I have a similar problem

github-actions[bot] commented 2 weeks ago

This issue was marked stale due to lack of activity and will be closed in 7 days. Commenting will instruct the bot to automatically remove the label. This bot runs once per day.

cfbao commented 2 weeks ago

I was having the same problem, and noticing some popular packages in https://github.com/open-telemetry/opentelemetry-dotnet-contrib (e.g. AWS's) not handling this aspect correctly and ending up with disconnected spans.

However, I saw this note on context propagation today: https://github.com/open-telemetry/opentelemetry-dotnet/blob/main/src/OpenTelemetry.Api/README.md#context-propagation where it asks people to follow the messaging example for context propagation.

In this "messaging example", there's this section of code with comment: https://github.com/open-telemetry/opentelemetry-dotnet/blob/c8a8913152eb4a983df485f583a22ed706c0cbf4/examples/MicroserviceExample/Utils/Messaging/MessageSender.cs#L46-L59

Depending on Sampling (and whether a listener is registered or not), the activity above may not be created.

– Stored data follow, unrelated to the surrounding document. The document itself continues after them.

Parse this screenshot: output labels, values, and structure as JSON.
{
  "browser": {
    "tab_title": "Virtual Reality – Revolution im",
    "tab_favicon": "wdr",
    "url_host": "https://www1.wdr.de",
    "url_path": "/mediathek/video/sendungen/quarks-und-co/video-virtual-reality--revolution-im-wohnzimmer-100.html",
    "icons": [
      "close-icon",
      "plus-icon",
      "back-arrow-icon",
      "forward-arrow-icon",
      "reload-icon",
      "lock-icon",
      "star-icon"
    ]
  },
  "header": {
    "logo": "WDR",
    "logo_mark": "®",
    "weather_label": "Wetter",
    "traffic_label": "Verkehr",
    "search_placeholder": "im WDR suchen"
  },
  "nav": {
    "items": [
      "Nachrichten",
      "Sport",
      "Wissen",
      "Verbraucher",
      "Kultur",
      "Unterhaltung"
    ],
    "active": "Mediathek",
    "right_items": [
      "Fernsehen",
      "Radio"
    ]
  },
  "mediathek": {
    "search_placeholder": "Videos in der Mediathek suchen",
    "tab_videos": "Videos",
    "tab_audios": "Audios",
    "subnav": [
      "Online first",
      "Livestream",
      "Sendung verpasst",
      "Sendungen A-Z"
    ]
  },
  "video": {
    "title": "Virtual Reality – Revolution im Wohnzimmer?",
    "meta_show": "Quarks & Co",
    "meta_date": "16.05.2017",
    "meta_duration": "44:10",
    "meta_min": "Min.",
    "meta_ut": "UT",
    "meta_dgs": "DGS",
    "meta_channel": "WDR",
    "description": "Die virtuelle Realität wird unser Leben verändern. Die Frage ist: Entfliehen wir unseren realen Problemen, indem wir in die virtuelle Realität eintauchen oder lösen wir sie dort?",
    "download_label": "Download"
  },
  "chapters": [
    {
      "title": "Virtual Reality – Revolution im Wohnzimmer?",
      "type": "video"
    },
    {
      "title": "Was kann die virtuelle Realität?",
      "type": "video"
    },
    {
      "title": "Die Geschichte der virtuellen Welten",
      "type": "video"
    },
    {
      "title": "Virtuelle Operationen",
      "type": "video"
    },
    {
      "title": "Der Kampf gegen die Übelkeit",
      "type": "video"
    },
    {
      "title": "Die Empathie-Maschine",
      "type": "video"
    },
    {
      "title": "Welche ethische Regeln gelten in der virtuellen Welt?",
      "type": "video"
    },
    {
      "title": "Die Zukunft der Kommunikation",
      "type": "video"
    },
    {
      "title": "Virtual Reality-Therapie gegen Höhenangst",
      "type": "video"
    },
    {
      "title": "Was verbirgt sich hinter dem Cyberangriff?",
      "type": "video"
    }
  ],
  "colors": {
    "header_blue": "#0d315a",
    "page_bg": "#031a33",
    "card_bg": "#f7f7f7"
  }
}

If it is created, then propagate its context. If it is not created, the propagate the Current context, if any.

From what I can tell, this should always work. ActivitySource.StartActivity always creates a non-null activity if it's sampled or if there's no existing Current activity.


This is the closest to an official recommendation I can find. I do think this should be highlighted in a more prominent place in the documentation though.